Children of men
EDEN PHILLPOTTS
AUTHOR OF EUDOCIA, BRUNEL'S TOWER, ETC.
LONDON WILLIAM HEINEMANN LTD.
First Published , 1923
PRINTED IN GREAT BRITAIN BY WOODS & SONS, LTD., LONDON W.1.
FOREWORD
The egotism of a personal note may, for once, be permitted to me, since an enterprise, launched some thirty years ago in 'Children of the Mist,' now reaches its port of destination with the present story. When 'Widecombe Fair' was written, that book appeared the end of the matter; but fresh challenges from life on the Dartmoors, and renewed strength to meet them, enabled me to add certain passages to the total and render the design orbicular and complete. With 'Children of Men' it is accomplished and the purpose may be related in brief words.

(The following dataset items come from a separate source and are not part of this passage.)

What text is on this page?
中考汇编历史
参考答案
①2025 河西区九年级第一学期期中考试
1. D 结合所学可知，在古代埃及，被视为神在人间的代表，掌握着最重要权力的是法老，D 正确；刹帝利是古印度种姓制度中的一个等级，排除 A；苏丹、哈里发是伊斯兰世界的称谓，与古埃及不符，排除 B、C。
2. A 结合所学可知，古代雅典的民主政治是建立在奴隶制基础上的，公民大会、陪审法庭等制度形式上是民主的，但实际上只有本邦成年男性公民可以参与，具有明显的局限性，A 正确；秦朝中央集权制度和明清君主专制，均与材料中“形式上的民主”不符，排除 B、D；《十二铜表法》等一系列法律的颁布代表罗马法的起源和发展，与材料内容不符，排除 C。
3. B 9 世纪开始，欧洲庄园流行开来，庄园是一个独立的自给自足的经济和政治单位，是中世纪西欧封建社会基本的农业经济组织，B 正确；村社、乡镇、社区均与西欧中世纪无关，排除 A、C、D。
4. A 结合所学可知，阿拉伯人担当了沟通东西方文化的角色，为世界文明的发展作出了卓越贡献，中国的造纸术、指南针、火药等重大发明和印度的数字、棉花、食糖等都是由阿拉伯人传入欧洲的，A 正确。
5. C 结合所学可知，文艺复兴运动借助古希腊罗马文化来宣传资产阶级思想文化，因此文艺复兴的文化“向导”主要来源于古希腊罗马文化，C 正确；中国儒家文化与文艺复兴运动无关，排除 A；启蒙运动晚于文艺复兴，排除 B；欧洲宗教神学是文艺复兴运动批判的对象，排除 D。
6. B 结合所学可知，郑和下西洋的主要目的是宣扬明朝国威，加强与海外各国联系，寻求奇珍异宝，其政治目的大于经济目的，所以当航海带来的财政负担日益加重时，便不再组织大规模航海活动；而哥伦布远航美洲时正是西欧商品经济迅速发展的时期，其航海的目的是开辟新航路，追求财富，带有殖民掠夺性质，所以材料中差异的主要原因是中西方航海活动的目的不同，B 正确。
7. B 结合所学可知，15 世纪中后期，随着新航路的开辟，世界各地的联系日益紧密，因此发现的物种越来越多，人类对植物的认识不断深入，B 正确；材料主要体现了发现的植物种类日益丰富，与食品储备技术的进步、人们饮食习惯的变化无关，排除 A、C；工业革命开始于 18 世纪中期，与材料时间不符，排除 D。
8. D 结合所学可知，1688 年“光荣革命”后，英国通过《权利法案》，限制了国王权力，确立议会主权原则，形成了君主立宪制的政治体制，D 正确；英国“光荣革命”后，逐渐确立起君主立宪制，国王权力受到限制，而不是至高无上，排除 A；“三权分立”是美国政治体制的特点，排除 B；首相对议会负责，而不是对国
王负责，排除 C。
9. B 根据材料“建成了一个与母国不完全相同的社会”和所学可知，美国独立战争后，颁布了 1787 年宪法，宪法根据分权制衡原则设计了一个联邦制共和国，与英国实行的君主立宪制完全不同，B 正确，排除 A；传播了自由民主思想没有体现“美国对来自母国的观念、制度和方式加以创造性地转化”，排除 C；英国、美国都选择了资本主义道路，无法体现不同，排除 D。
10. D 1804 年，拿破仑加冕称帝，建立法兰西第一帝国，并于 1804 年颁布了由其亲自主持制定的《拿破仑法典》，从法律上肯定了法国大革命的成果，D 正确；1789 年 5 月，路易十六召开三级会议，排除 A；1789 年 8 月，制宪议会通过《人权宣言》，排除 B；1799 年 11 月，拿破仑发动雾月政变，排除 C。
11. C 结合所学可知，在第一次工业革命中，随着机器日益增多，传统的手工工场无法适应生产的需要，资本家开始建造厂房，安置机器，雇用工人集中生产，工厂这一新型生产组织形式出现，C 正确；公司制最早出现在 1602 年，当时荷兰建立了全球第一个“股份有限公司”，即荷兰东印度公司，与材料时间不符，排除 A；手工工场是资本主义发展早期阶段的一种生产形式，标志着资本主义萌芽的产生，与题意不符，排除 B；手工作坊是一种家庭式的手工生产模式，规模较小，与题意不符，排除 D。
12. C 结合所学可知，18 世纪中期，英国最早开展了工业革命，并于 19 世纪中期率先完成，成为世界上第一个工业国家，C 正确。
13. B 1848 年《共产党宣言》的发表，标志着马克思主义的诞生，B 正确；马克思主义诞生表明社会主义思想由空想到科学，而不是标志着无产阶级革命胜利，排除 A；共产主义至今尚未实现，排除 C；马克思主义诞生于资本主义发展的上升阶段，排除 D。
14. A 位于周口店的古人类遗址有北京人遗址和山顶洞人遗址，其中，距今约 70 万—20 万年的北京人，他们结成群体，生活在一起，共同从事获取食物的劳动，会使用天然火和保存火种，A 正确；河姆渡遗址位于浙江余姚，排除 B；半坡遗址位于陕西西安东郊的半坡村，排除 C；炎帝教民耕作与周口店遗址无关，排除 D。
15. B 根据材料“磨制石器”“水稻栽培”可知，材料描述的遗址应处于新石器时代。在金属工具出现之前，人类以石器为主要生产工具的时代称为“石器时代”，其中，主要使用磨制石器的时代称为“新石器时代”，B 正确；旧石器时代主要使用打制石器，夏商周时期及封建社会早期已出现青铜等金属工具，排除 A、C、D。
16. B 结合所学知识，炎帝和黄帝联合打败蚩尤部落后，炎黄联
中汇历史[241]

Without learning, or bias, or convictions to determine my trend, I have said 'Yes' to life as it unfolded in this small theatre. Mine was neither a great nor a subtle vision, but unvitiated within its limitations.
Given faith that conscious Will is at the helm of human affairs, then a definite attitude must result before the spectacle of humanity; but if the mind be built to accept only unconscious Law as controller, the outlook differs and a resolute trust may develop in man, as ultimate arbiter of his own destiny. Neither assumption can be proved, or disproved; but the relation of a controlling, guiding Spirit to the Universe lies open to doubt; its subjection to Law does not; and building upon this latter certainty, I discovered, in the evolution of the moral principle, full cause for trust and for hope.
Observation has convinced me that moral evolution is upward, despite massive, contemporary evidence to the contrary. For the War and the peace alike I recognise as a transient paralysis of human reason, not its negation. The War was an attack of familiar maladies for which man's own errors of ignorance were to be condemned, not the laws of his being; but it was an unutterable infamy and disgrace to him, for this reason, that it proves him to be lagging behind the time-table of moral evolution. Ere now he should have outgrown his present stature, and the causes of his tardy progress, his centuries of loitering in the desert, are as plain as pitiful. An impartial ethics can point to where his faith took the wrong turn; but progress in righteousness is only delayed; I have seen dawn upon the mountain tops too often not to trust that it will presently descend into the shadowed homes and sleeping hearts of men.